Nearmap 3D view of Sydney
Nearmap 3D view of Sydney

“It’s like switching from DVDs to streaming services, like Netflix versus what Blockbuster used to be,” said Dr Tom Celinski, Nearmap’s executive vice president of technology and engineering.

Since it was founded in 2007, Nearmap has been taking high resolution photographs of Australia from above using multi-angled, proprietary camera equipment carried on light aircraft. Capturing the world beneath from multiple angles, means the images can be stitched together to construct a 3D model.


via GIPHY

“In very simple terms, it all amounts to triangulating points on the ground. Given any point on the ground, you have multiple views on it, you can triangulate, you can figure out the distance from the plane to the point, you do that across the whole landscape, you then get a 3D model,” Celinski told CIO Australia.

“We're doing that on a massive scale,” he said.
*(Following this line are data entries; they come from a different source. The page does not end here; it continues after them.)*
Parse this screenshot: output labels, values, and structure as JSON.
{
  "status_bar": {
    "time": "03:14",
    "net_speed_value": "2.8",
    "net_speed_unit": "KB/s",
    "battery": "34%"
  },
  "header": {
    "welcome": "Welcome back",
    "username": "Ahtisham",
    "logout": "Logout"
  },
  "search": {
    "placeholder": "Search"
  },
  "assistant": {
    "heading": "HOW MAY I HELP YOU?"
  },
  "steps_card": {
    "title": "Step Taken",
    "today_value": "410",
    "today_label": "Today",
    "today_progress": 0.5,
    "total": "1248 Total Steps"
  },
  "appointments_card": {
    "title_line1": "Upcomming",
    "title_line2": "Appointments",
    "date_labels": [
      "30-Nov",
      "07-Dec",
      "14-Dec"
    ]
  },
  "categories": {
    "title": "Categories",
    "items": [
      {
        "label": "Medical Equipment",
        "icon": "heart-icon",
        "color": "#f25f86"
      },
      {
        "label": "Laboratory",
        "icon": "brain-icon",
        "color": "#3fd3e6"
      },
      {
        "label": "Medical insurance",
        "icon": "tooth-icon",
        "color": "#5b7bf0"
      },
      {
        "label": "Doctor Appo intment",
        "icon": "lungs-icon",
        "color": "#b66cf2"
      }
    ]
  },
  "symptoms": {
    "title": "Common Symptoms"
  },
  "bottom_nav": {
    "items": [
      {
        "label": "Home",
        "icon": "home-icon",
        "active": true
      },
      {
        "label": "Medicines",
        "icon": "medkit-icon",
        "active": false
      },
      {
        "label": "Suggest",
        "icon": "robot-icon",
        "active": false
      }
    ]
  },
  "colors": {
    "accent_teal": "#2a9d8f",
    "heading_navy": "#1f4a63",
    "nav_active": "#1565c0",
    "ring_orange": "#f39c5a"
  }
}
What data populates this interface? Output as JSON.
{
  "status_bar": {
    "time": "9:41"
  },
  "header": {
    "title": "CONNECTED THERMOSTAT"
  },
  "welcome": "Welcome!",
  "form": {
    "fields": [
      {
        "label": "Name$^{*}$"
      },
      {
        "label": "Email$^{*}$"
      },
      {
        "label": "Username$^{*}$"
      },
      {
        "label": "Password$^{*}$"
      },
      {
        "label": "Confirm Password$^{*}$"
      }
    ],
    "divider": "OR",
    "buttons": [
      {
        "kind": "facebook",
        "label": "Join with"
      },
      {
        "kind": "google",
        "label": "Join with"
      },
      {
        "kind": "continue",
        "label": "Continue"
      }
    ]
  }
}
More than 25,000 square kilometres – home to around 88 per cent of the population – is captured in the imagery, which is updated up to six times a year. The ASX-listed firm also has a rapidly expanding US dataset, comprising 3D images of 99,000 square kilometres, covering 53 per cent of the population.

Nearmap 3D view of Perth
Nearmap 3D view of Perth

The 3D view in MapBrowser allows users to select any area covered, and "just like that fly around like a superhero".

“We managed to make [accessing the 3D dataset] easy. Easy hides lots of pain and blood and sweat and tears across the engineering team,” Celinski said.

“From a technology perspective, we've built the entire technology chain to be scalable from the get go. So our pipelines are elastic, our storage is elastic, we work with large compute and storage providers across the key geographies. So we've got the capability to scale about as far as anyone else at this point in time, and probably have,” he said.

Scalability is part of Nearmap’s ethos, says the company’s director of AI systems Michael Bewley.

“It's really how the company is set up, at a fundamental level, you have to set yourself up for doing these things at massive scale. You don't go ‘oh let's play with a little bit of data here and then let's make it a bit bigger’. From day one, you say ‘how is this going to work across petabytes of data?’ and design with a very much a systems perspective on how you going to cope with that,” Bewley said.

The closest representation of reality

In March, Google made available its 3D imagery of Sydney, via Google Earth. Google follows a similar process to create three dimensional models although unlike Nearmap retouches many of its buildings manually.

While specific sites like Sydney Harbour Bridge and Bondi Beach had been available for some time, capturing the broader central Sydney region had been hampered due to the city’s “busy airspace” Google said.


via GIPHY

Google used to offer a tool for businesses to build and host private versions of Google Earth and Google Maps for internal geospatial applications, but shut the service down in March 2017.

Apple and Nokia also offer 3D mapping. Those alternatives, however, are lower resolution, less regularly updated and are not compatible with industry preferred Cesium, Esri, Autodesk, and Bentley platforms, Nearmap says. Nor do they allow export of the imagery as textured mesh, point cloud, DSM, or true ortho, it adds.

“We live in a 3D world, we think in 3D, and so we have to ensure that our products give the closest representation of reality as possible,” Celinski said.

“It’s not just ‘hey there's a pretty 3D image’ – you can click and measure and actually change what you do for work,” Bewley added.

Nearmap appears set to add more tools to its 3D browser-based application, such as line-of-sight or coverage – hugely useful for network deployment planning and signal propagation analysis for 5G.

The firm – which describes its business model as ‘Reality as a Service’ – is one of the ten largest aerial survey companies in the world by annual data collection volume. In its last results it reported more than 9,300 customers, signalled expansion into Canada, and revealed it would increase the headcount of its internal technology capability.

“It's a massive global imaging enterprise that we have going on here. Not too bad for a little Aussie company, I guess,” Celinski said.